When the questions came in, the source says, those with power in Kamwokya in Kampala, the party headquarters, swiftly moved to trim Ms Ameny’s powers.  
They divided the People Power diaspora structure into 22 separate sections and the new groups were told to directly report to Kamwokya, as opposed to the diaspora leader as the case was before Ms Ameny started raising financial and accountability questions.
“Before, People Power had USA, UK and Scandinavia,” a source said, “And those who lead those sections were supposed to report directly to the diaspora leader but that changed.”
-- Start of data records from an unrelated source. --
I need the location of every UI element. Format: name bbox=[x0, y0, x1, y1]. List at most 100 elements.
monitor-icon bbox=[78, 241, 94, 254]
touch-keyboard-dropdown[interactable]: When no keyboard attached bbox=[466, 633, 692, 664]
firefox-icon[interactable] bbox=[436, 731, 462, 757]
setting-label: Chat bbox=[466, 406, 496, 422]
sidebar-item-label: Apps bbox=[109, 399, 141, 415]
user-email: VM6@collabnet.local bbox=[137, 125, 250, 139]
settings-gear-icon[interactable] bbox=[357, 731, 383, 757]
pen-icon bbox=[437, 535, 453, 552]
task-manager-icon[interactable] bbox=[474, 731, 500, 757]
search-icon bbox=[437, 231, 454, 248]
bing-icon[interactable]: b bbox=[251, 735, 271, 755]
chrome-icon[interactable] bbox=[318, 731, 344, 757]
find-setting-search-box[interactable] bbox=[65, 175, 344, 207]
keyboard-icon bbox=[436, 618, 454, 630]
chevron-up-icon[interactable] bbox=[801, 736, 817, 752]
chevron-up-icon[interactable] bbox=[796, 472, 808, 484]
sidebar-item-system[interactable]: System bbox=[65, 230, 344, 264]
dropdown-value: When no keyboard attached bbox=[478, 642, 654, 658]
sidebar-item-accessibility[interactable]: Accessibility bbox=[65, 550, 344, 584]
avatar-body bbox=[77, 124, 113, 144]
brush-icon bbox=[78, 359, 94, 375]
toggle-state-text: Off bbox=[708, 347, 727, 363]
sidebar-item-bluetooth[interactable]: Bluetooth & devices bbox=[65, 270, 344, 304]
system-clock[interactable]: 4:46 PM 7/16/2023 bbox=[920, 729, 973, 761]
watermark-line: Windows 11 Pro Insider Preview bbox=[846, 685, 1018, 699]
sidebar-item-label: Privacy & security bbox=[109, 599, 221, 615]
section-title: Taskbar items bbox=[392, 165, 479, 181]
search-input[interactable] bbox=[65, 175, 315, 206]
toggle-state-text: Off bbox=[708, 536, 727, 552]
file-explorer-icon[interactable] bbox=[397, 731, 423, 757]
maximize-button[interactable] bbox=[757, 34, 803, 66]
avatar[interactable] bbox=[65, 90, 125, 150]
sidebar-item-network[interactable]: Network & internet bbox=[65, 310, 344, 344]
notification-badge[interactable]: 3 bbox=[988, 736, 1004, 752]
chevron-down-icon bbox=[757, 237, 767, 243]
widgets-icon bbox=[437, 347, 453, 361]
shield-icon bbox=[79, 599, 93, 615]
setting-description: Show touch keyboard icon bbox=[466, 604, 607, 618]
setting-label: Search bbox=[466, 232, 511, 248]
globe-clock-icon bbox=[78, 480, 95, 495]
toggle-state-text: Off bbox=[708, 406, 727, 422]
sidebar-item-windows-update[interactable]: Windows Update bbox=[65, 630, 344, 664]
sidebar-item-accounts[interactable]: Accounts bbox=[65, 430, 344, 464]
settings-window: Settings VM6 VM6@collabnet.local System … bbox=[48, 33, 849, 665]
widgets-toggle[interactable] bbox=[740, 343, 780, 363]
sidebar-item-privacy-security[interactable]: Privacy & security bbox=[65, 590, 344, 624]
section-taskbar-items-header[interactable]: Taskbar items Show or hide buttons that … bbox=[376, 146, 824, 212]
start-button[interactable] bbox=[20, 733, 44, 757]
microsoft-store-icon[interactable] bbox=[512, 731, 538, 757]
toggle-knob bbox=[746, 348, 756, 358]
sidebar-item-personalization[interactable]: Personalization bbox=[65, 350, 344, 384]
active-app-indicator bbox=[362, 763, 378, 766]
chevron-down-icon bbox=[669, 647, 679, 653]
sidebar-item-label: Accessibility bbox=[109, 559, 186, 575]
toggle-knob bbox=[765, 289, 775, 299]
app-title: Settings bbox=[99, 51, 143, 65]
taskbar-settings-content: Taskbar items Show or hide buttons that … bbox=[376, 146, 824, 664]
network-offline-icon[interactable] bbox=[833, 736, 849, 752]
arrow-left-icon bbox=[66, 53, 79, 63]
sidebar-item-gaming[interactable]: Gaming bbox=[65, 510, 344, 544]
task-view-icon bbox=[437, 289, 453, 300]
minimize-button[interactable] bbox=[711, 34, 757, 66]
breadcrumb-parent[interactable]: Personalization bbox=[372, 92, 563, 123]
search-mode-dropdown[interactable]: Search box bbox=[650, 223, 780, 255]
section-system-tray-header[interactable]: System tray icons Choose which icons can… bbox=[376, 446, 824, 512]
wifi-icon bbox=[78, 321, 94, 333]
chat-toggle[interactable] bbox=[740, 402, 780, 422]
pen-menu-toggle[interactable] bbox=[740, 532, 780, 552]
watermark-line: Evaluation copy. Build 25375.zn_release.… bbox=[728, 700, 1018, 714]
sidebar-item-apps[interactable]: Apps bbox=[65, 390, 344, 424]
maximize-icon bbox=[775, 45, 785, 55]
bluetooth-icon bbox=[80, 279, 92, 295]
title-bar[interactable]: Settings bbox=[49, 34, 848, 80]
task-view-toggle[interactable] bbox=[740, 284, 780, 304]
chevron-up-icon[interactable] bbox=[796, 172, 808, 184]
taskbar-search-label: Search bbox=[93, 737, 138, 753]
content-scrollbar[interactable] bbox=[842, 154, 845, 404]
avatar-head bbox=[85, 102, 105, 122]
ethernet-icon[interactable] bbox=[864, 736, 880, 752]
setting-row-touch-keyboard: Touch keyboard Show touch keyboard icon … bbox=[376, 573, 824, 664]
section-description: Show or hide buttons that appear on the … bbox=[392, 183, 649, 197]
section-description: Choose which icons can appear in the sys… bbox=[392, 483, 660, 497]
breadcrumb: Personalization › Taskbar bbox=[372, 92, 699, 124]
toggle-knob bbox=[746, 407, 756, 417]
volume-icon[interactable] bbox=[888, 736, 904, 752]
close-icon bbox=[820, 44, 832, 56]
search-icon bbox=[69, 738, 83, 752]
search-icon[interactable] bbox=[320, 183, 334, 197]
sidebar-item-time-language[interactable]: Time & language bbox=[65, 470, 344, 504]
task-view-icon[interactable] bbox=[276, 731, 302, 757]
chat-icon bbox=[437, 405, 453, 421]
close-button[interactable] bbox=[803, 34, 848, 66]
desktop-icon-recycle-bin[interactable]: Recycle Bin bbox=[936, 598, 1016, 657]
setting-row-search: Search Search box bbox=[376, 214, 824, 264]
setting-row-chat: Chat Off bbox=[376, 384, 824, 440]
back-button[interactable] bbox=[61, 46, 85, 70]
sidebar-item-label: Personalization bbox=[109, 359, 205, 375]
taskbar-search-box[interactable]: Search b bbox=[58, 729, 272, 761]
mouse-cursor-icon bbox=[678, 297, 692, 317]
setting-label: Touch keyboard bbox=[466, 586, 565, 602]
The source also said Mr Ssenyonyi accused Ms Ameny of trying to create a parallel structure in the diaspora by sidestepping Kamwokya, the seat of NUP. 
The source added that Mr Lewis Rubongoya, the NUP secretary general, gave orders to the new diaspora team to wire the money directly to Kamwokya on a mobile money number.  
 When asked about the allegations, Mr Rubongoya referred us to Mr Senyonyi, who once again insisted that there was no big issue that Ms Ameny raised, except that she was just frustrated after Kamwokya reduced her powers.    Advertisement

After Ms Ameny resigned, Bobi Wine replaced her with Herman Ainebyona.  
Upon taking over, an email written by Ms Ameny and seen by this newspaper indicate that Mr Ainebyona removed her from two WhatsApp groups that she had created for the “Diaspora to connect, engage, strategise, plan, and collaborate”. 

In the email, Ms Ameny accuses one Mr Joel Ssemakula, who is one of the People Power coordinators in the US, of making tribalistic comments against her, something the opponents of People Power and now NUP have at times raised.
But Mr Senyonyi denied the tribal charge, saying that Mr Ainebyona, who replaced Ms Ameny, is from western Uganda and not from Buganda, where their detractors point out that most of them hail from.